A decisão de assumir a própria defesa ocorreu após o advogado contratado inicialmente abandonar o processo. Sem representação e diante do risco de perder a causa, Takahara recorreu ao jus postulandi, dispositivo da legislação que autoriza o cidadão a defender os próprios interesses na Justiça do Trabalho sem a intermediação de um advogado.
Para estruturar as peças processuais e a sustentação oral perante os desembargadores, o trabalhador estudou por conta própria. Além de consultar um livro de Direito que encontrou na rua e produzir anotações manuais em cadernos, ele utilizou ferramentas de inteligência artificial, como o ChatGPT, para formular os argumentos jurídicos.

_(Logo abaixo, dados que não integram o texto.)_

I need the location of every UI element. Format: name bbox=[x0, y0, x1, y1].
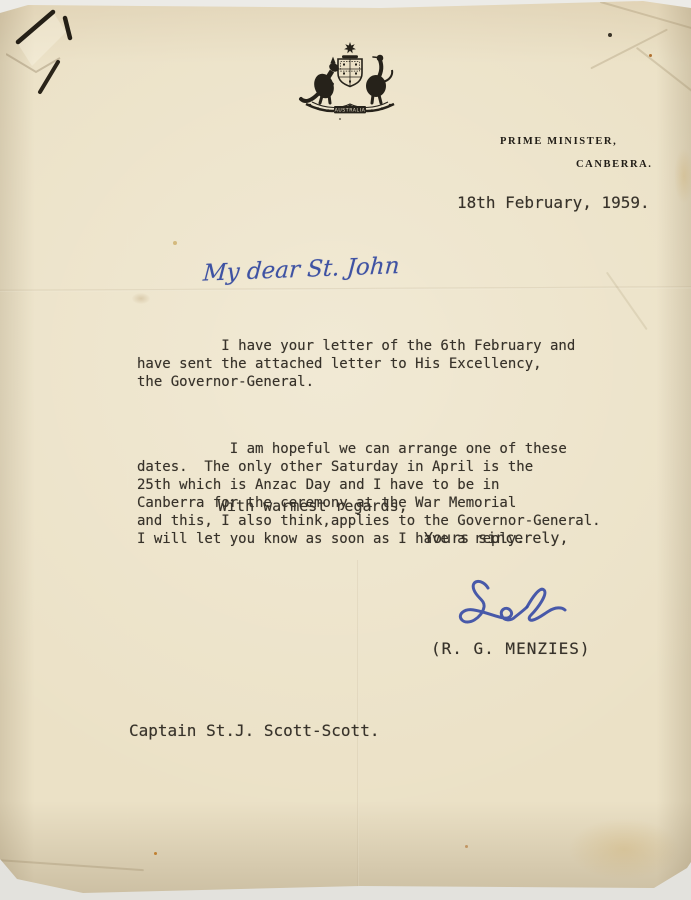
closing-valediction: Yours sincerely, bbox=[424, 529, 569, 547]
paper-speck bbox=[649, 54, 652, 57]
horizontal-fold-crease bbox=[0, 286, 691, 292]
corner-crease bbox=[600, 1, 691, 33]
corner-crease bbox=[636, 47, 691, 99]
paper-speck bbox=[465, 845, 468, 848]
letter-paper: AUSTRALIA PRIME MINISTER, CANBERRA. 18th… bbox=[0, 0, 691, 900]
letter-body: I have your letter of the 6th February a… bbox=[137, 301, 601, 597]
letterhead-office: PRIME MINISTER, bbox=[500, 136, 617, 147]
letter-date: 18th February, 1959. bbox=[457, 193, 650, 212]
bottom-crease bbox=[0, 859, 144, 871]
scanned-letter-page: AUSTRALIA PRIME MINISTER, CANBERRA. 18th… bbox=[0, 0, 691, 900]
edge-crease bbox=[606, 272, 647, 330]
corner-crease bbox=[590, 29, 667, 69]
handwritten-signature: Bob bbox=[452, 574, 602, 636]
body-paragraph-1: I have your letter of the 6th February a… bbox=[137, 337, 601, 391]
paper-speck bbox=[608, 33, 612, 37]
handwritten-salutation: My dear St. John bbox=[202, 251, 444, 286]
closing-regards: With warmest regards, bbox=[218, 497, 408, 515]
paper-stain bbox=[674, 148, 691, 204]
paper-speck bbox=[154, 852, 157, 855]
letterhead-city: CANBERRA. bbox=[576, 159, 653, 170]
coat-of-arms-icon: AUSTRALIA bbox=[298, 42, 402, 120]
paper-stain bbox=[568, 818, 680, 880]
signatory-name: (R. G. MENZIES) bbox=[431, 639, 591, 658]
crest-banner-text: AUSTRALIA bbox=[335, 108, 366, 114]
paper-pin-icon bbox=[6, 2, 96, 102]
paper-speck bbox=[173, 241, 177, 245]
addressee-line: Captain St.J. Scott-Scott. bbox=[129, 721, 379, 740]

Durante a sessão, Takahara sustentou que o recurso da empresa constituía inovação recursal, já que a construtora não havia apresentado provas de vínculo autônomo nas etapas anteriores do processo. A precisão técnica e a clareza da exposição renderam elogios dos magistrados durante o julgamento, com menções a personalidades históricas que atuaram na defesa de causas sem formação jurídica, a exemplo de Luiz Gama e Alexander Hamilton.
Natural do Paraná, Edilson vive em Manaus desde 2023 e tem trajetória profissional que inclui experiências no campo, como repositor e carteiro antes de migrar para a construção civil. Após a vitória judicial, o trabalhador informou que pretende seguir na profissão de pedreiro e na consultoria de obras.